Uma outra forma de enviesamento: os planos de câmara durante um debate. Vários artigos na área da psicologia social comprovam que as pessoas reagem fortemente à imagem e, em média, valorizam mais o que vêem do que o que ouvem (e, consequentemente, quem aparecer mais vezes tenderá a recolher mais aceitação). Ora, análises aos debates televisivos assinalaram que os realizadores tendem a filmar mais tempo e com ângulos mais favoráveis (tipo retrato) os candidatos melhor posicionados para vencer – reforçando a sua posição dominante. É uma forma (consciente ou não) de assinalar visualmente os vencedores: dar-lhes melhor e mais tempo de imagem. Ou, em sentido contrário, serve também para desqualificar candidatos, caso estes surjam sobretudo em ângulos abertos e no meio de outros intervenientes – essa opção assinala visualmente a sua menor relevância.
Chegados aqui, pergunta o leitor: o que é que isto interessa para a campanha em curso das nossas eleições legislativas? Interessa porque dá contexto a determinados enviesamentos que pouco ou nada são alvo de discussão (e, já agora, de estudo). Repare-se nestes três casos, nos quais o PSD foi prejudicado (e haverá casos para outros partidos, certamente). Primeiro, na sequência do debate-chave entre Rui Rio e António Costa, no qual o líder do PSD até teve um bom desempenho, as fotografias que fizeram as manchetes no Público e no Jornal de Notícias mostram Rui Rio numa posição corporal de fraqueza e subserviência perante António Costa – imagens que valem mais do que mil palavras e baralham a percepção do que foi o debate. Segundo, no debate televisivo entre Rui Rio (PSD) e André Silva (PAN), as questões do moderador António José Teixeira foram maioritariamente dirigidas para os temas de conforto do PAN (ambiente), o que favoreceu imenso o desempenho do seu líder e prejudicou objectivamente o líder do PSD – como, aliás, foi justamente assinalado pela politóloga Marina Costa Lobo. Terceiro, os enviesamentos dos próprios painéis de comentário que carecem de pluralismo – são escolhas legítimas dos órgãos de comunicação, mas não são escolhas isentas. Por exemplo, o debate de ontem na rádio foi emitido pela TSF e, de seguida, comentado por quatro críticos acérrimos do governo PSD-CDS e da direita em geral – Paulo Baldaia, Pedro Marques Lopes, Daniel Oliveira e Pedro Tadeu. Inevitavelmente, a análise está orientada para um dos lados, logo à partida.
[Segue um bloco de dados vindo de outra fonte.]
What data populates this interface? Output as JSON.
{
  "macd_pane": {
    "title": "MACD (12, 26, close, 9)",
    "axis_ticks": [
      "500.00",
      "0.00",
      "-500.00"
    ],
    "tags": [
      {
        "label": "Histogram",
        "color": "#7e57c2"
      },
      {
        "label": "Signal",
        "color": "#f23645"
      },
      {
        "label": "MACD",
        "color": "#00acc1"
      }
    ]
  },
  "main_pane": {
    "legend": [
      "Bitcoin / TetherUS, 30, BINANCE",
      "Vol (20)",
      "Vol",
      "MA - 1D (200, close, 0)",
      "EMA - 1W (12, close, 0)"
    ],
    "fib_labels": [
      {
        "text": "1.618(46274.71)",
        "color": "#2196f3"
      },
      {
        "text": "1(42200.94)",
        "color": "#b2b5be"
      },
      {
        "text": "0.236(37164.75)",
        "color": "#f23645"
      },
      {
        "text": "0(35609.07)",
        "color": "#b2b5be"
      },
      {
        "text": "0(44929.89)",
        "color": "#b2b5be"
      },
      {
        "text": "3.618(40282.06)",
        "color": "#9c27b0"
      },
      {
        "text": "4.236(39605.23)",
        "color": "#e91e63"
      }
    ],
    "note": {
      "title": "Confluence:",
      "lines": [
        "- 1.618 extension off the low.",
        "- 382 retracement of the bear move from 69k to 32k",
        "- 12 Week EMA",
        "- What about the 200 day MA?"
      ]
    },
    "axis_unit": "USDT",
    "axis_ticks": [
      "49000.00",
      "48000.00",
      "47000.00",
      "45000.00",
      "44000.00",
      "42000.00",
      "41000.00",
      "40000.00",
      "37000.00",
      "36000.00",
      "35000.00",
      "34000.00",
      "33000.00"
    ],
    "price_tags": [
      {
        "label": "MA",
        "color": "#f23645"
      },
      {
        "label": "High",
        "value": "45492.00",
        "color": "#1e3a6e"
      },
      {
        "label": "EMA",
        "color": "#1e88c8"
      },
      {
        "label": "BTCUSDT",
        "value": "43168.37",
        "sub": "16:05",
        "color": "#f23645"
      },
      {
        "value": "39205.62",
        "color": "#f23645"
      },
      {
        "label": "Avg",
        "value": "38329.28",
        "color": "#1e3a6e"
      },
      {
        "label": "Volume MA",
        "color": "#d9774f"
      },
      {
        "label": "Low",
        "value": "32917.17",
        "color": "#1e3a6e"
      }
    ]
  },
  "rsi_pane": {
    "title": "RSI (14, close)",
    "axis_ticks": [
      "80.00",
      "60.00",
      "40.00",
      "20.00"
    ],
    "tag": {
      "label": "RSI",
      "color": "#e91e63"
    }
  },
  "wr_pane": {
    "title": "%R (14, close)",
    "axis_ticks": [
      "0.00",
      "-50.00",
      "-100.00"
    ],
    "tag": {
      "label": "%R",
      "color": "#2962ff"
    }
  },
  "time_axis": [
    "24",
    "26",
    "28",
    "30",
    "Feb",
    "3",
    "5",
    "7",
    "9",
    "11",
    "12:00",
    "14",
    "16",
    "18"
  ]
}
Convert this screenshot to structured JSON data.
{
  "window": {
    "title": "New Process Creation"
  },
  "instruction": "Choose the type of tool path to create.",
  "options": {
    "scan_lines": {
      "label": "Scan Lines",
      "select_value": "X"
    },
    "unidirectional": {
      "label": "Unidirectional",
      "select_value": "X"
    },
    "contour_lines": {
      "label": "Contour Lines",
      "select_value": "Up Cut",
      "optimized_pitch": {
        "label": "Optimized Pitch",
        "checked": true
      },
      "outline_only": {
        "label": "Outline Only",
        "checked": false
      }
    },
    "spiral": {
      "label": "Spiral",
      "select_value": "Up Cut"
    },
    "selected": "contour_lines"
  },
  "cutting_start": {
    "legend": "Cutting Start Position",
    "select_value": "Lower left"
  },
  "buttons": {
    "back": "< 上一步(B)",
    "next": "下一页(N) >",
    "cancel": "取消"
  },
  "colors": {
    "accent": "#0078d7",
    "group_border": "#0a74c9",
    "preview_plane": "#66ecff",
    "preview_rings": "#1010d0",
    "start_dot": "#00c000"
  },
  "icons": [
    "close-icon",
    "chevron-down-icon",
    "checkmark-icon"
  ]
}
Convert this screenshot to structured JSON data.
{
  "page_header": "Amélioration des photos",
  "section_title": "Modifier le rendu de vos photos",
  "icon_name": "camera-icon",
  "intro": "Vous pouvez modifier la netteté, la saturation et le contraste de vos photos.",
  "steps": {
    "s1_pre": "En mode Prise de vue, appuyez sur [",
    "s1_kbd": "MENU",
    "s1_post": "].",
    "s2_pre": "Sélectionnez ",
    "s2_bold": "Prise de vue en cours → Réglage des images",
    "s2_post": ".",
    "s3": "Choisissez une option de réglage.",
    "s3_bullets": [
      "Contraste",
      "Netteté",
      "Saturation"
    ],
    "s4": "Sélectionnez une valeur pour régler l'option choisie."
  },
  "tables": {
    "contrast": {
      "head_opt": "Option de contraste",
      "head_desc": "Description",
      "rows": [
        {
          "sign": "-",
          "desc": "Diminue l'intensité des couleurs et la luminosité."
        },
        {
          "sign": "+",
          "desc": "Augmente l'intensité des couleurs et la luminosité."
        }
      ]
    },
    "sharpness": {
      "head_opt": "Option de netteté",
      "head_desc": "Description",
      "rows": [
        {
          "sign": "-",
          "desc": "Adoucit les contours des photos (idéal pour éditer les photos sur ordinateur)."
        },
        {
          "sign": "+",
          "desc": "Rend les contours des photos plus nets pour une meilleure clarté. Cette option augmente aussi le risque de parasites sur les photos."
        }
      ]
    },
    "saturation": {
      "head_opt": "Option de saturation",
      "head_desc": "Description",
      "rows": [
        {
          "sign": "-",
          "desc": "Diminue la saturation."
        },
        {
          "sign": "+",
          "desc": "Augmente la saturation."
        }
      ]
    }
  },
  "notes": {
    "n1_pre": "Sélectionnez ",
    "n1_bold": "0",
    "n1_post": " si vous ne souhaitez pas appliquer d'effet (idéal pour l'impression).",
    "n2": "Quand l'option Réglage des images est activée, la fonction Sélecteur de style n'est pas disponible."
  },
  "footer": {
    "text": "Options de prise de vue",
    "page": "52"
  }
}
Como acima se assinalou, mesmo que habitualmente sobrevalorizados, os efeitos eleitorais dos debates de campanha existem e valerão alguns pontos percentuais. São esses poucos pontos que separam o PS da maioria absoluta. E, sendo ou não deliberados, vai-se constatando que não têm faltado empurrões para que essa meta seja atingida.